Where it is cheaper to buy a new printer rather than change the ink (and when you try anyway. you're told the printer is now obsolete and you have to buy a new one) there is something wrong somewhere.
But I think it's a wider problem, and not one you can leave the country to escape, the world is a global market and multinational companies don't seem to care about global warming in their drive for profits.
At least in other countries there is still some depth and soul to their culture - maybe that's what we have lost.

Life Out East said...

Hey, did I miss something? Have you gone and escaped and not told anyone?

Carla said...

Well look at it now.....

We are on the verge of a recession??
People in houses they cannot afford because they WANTED it not NEEDED it.

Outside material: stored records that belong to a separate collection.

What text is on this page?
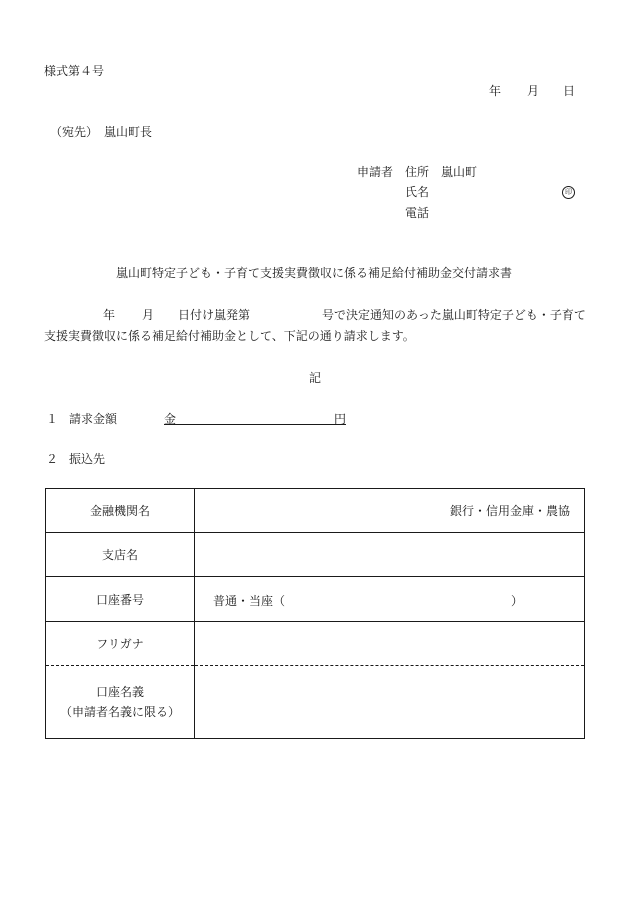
様式第４号
年 月 日
（宛先） 嵐山町長
申請者 住所 嵐山町
氏名	印
電話
嵐山町特定子ども・子育て支援実費徴収に係る補足給付補助金交付請求書
年 月 日付け嵐発第	号で決定通知のあった嵐山町特定子ども・子育て
支援実費徴収に係る補足給付補助金として、下記の通り請求します。
記
１ 請求金額	金	円
２ 振込先
金融機関名	銀行・信用金庫・農協
支店名	
口座番号	普通・当座（ ）

フリガナ	

口座名義
（申請者名義に限る）	
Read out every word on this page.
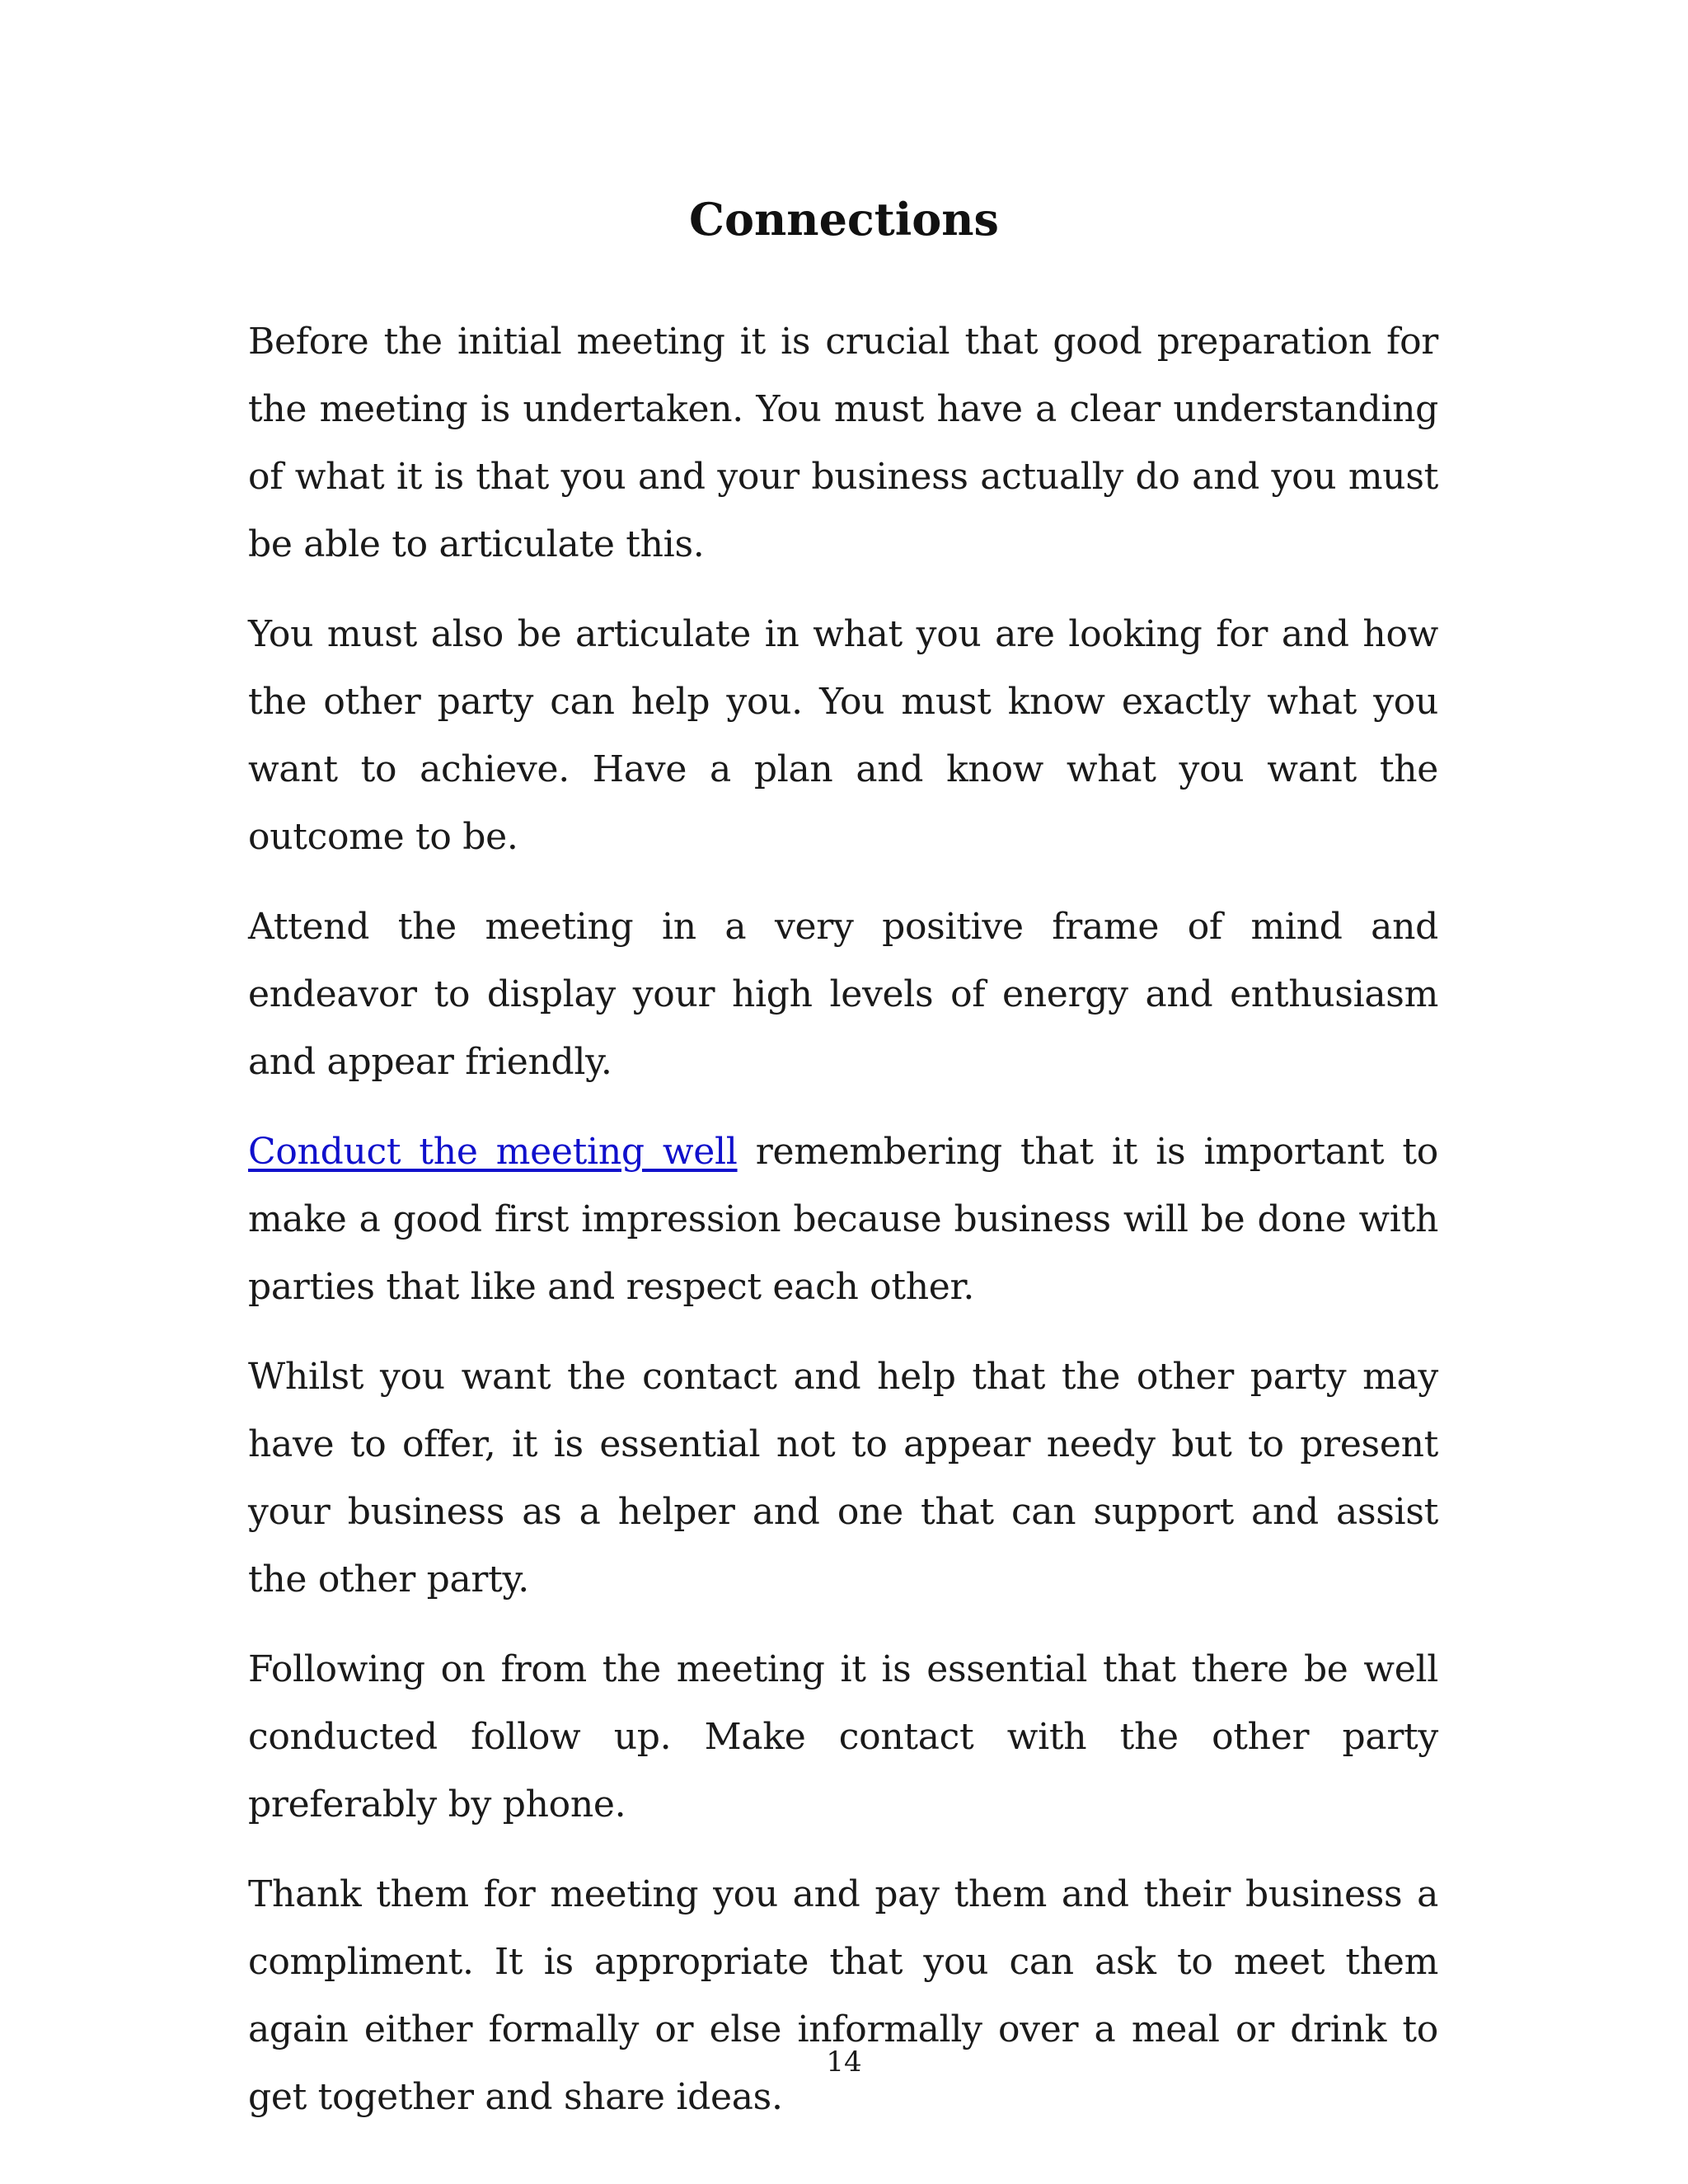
Connections

Before the initial meeting it is crucial that good preparation for the meeting is undertaken. You must have a clear understanding of what it is that you and your business actually do and you must be able to articulate this.

You must also be articulate in what you are looking for and how the other party can help you. You must know exactly what you want to achieve. Have a plan and know what you want the outcome to be.

Attend the meeting in a very positive frame of mind and endeavor to display your high levels of energy and enthusiasm and appear friendly.

Conduct the meeting well remembering that it is important to make a good first impression because business will be done with parties that like and respect each other.

Whilst you want the contact and help that the other party may have to offer, it is essential not to appear needy but to present your business as a helper and one that can support and assist the other party.

Following on from the meeting it is essential that there be well conducted follow up. Make contact with the other party preferably by phone.

Thank them for meeting you and pay them and their business a compliment. It is appropriate that you can ask to meet them again either formally or else informally over a meal or drink to get together and share ideas.

14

People advised to lie to the bank about their income so they could get a bigger mortgage.
All the empty buy-to let apartments which have saturated the cities which the buyers are still having to pay a mortgage on.
How much debt is this credit card nation in?
Look at all the disposable clothes on the high street that are so cheap you can buy and throw away an outfit a week.

Will a recession assist with returning to compassion and tolerance? My fear is that the crime rate will just increase as people struggle to get what they want.

Anonymous said...

Hey Everyone. I recently read this book which might explain how we have arrived into such a consumerist world.

Status Anxiety - Alain de Botton

Worth a read if you want to understand the madness we are in, once you can understand it in part, it may help you to deal with it.